To determine when the two elevators cross each other and the distance each travels, we can use the principles of kinematics. Since both elevators start from rest, we can apply the equations of motion to find their positions over time. Let's break this down step by step.
Understanding the Problem
We have two elevators:
- The first elevator is moving upwards with an acceleration of 0.3 m/s².
- The second elevator is moving downwards with an acceleration of 0.15 m/s².

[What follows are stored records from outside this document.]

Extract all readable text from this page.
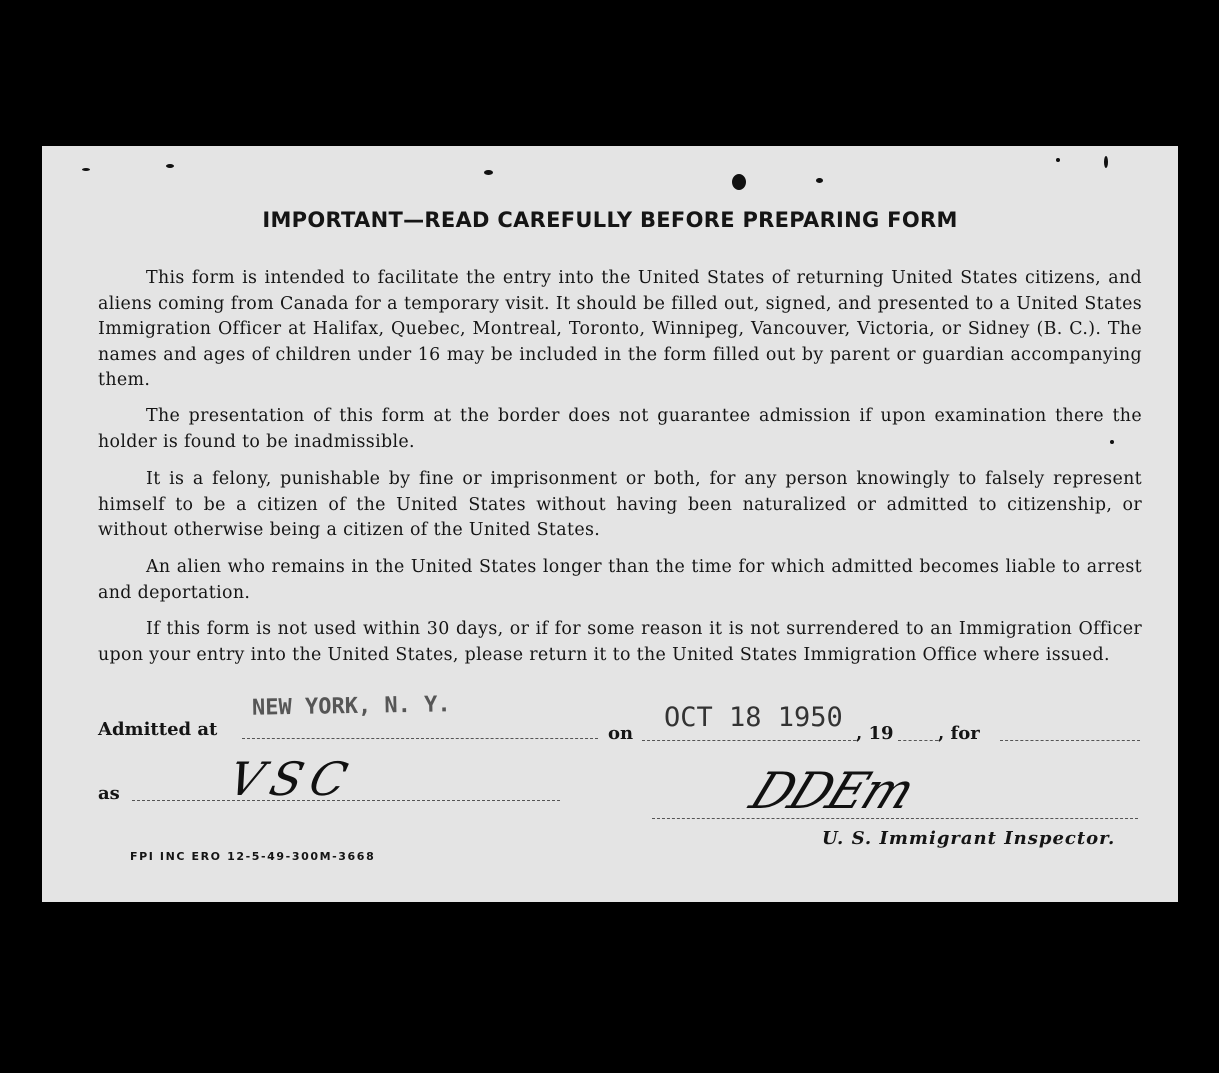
IMPORTANT—READ CAREFULLY BEFORE PREPARING FORM

This form is intended to facilitate the entry into the United States of returning United States citizens, and aliens coming from Canada for a temporary visit. It should be filled out, signed, and presented to a United States Immigration Officer at Halifax, Quebec, Montreal, Toronto, Winnipeg, Vancouver, Victoria, or Sidney (B. C.). The names and ages of children under 16 may be included in the form filled out by parent or guardian accompanying them.

The presentation of this form at the border does not guarantee admission if upon examination there the holder is found to be inadmissible.

It is a felony, punishable by fine or imprisonment or both, for any person knowingly to falsely represent himself to be a citizen of the United States without having been naturalized or admitted to citizenship, or without otherwise being a citizen of the United States.

An alien who remains in the United States longer than the time for which admitted becomes liable to arrest and deportation.

If this form is not used within 30 days, or if for some reason it is not surrendered to an Immigration Officer upon your entry into the United States, please return it to the United States Immigration Office where issued.

Admitted at
NEW YORK, N. Y.
on
OCT 18 1950
, 19 , for
as VSC	DDEm
U. S. Immigrant Inspector.
FPI INC ERO 12-5-49-300M-3668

They start 60 meters apart, and we need to find out when they meet and how far each has traveled by that time.
Setting Up the Equations
We can use the following kinematic equation to describe the position of each elevator:
s = ut + (1/2)at²
Where:
- s = distance traveled
- u = initial velocity (which is 0 for both elevators)
- a = acceleration
- t = time
Position of the Upward Moving Elevator
For the upward-moving elevator:
- Initial velocity (u) = 0
- Acceleration (a) = 0.3 m/s²
Using the equation:
s₁ = 0 + (1/2)(0.3)t² = 0.15t²
Position of the Downward Moving Elevator
For the downward-moving elevator:
- Initial velocity (u) = 0
- Acceleration (a) = 0.15 m/s²
Using the equation:
s₂ = 60 - (1/2)(0.15)t² = 60 - 0.075t²
Finding the Time of Intersection
To find when the elevators cross each other, we set their positions equal:
0.15t² = 60 - 0.075t²
Combining the terms gives:
0.15t² + 0.075t² = 60
0.225t² = 60
Now, solving for t²:
t² = 60 / 0.225
t² = 266.67
Taking the square root:
t ≈ 16.33 seconds
Calculating the Distance Traveled
Now that we have the time, we can find the distance each elevator has traveled:
Distance of the Upward Moving Elevator
Using the time in the first elevator's equation:
s₁ = 0.15(16.33)²
s₁ ≈ 0.15 × 266.67 ≈ 40 meters
Distance of the Downward Moving Elevator
Now for the downward-moving elevator:
s₂ = 60 - 0.075(16.33)²
s₂ = 60 - 0.075 × 266.67
s₂ ≈ 60 - 20 ≈ 40 meters
Summary of Results
In conclusion, the elevators cross each other after approximately 16.33 seconds, and each elevator travels about 40 meters during this time. This example illustrates how kinematic equations can be applied to analyze motion in a straightforward manner.